Pourquoi Paris a un plan en escargot ?

Illustration Baguette Arrondissements de Paris 16_9

Paris a une particularité amusante : ses vingt arrondissements dessinent une spirale, comme la coquille d’un escargot. Cette forme n’a rien d’un hasard, et son explication ne se trouve pas en cuisine.

Le système de numérotation

Quand on arrive à Paris, on entend vite ce genre des phrases : “Je suis dans le 11e”, “je cherche un hôtel dans le 5e”, “je bosse dans le 8e”. Et très vite, on remarque une chose étrange : les arrondissements ne sont pas numérotés en ligne, ni en grille. Ils tournent autour du centre, comme une coquille d’escargot. Ce n’est pas une mauvaise blague de cartographe, mais un choix administratif du XIXe siècle, lié à l’agrandissement de Paris. La numérotation de l’époque se voulait logique et politiquement acceptable.

Paris avant les 20 arrondissements

Baguette Haussmann Paris

Pendant longtemps, Paris n’est pas découpée comme aujourd’hui. À la fin du XVIIIe siècle, la ville se structure en arrondissements (on en compte 12 dans l’organisation qui va durer jusqu’au milieu du XIXe siècle). Ce Paris-là est plus petit : il n’a pas encore “absorbé” les communes et faubourgs qui, aujourd’hui, font partie du décor quotidien (Belleville, Montmartre, Grenelle, Vaugirard, La Villette…).

Le vrai tournant arrive sous Napoléon III et les grands travaux d’Haussmann. Paris grossit, et l’État décide d’étendre ses limites jusqu’aux fortifications de l’époque (l’enceinte de Thiers). Une loi en 1859 prépare cette extension, puis la réorganisation se met en place en 1860. Paris annexe plusieurs communes limitrophes et passe de 12 à 20 arrondissements. Il faut donc créer un nouveau découpage, mais aussi une nouvelle numérotation.

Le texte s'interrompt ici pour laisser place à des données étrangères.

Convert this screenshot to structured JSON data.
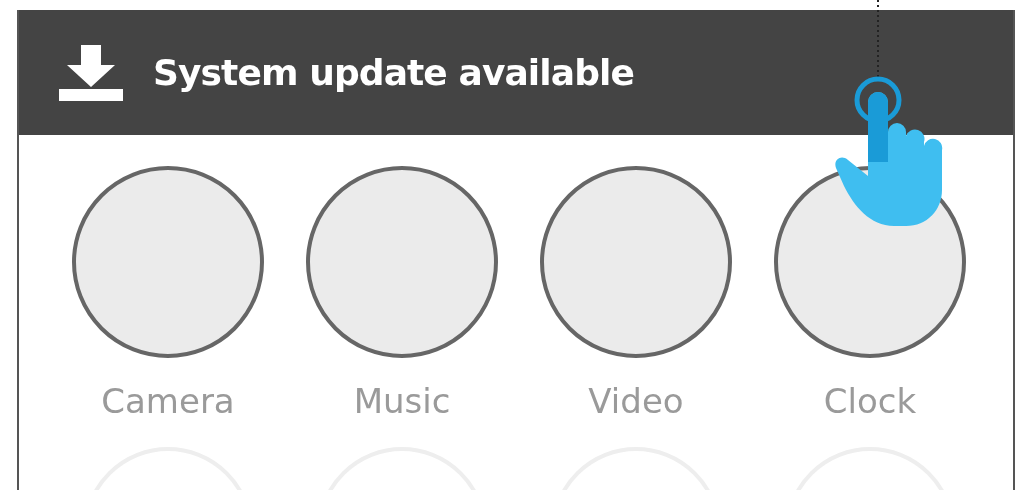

Le principe derrière les chiffres

Formule Mathématique

L’idée de base est pédagogique, les numéros doivent aider à comprendre la géographie. Le 1er est placé au cœur historique, autour du Louvre et des Tuileries. Ensuite, on numérote en tournant autour, dans le sens horaire, jusqu’au 20e. La spirale part du centre et s’enroule vers l’extérieur, jusqu’aux zones proches du périphérique.

C’est pratique pour un provincial ou un étranger parce que le numéro donne une info immédiate :

  • 1er, 2e, 3e, 4e : hyper centre, très touristique et dense.
  • 5e, 6e, 7e : rive gauche classique, institutions, musées et universités.
  • 8e, 9e : grands boulevards, commerces et bureaux.
  • 10e à 12e : gares, grands axes et quartiers vivants.
  • 13e à 20e : davantage résidentiel, plus grand et plus varié.

Mais alors, pourquoi une spirale ?

Escargot

Quand on agrandit Paris en 1860, on doit intégrer des zones tout autour. Numéroter en spirale permet de garder une lecture continue. On ne saute pas d’un bout à l’autre de la ville, on tourne progressivement. C’est un système facile à mémoriser et à expliquer.

Et puis, à l’époque, le numéro 13 traîne une sale réputation. Avant 1860, Paris n’a que 12 arrondissements, et une blague circule : “se marier à la mairie du 13e”, autrement dit vivre ensemble sans être marié, puisque ce 13e n’existe même pas. Quand il faut numéroter les 20 nouveaux arrondissements, on organise donc la carte en spirale, et on évite soigneusement de coller le “13” sur les quartiers les plus prestigieux. Même les numéros ont leur rang, pays de caste oblige.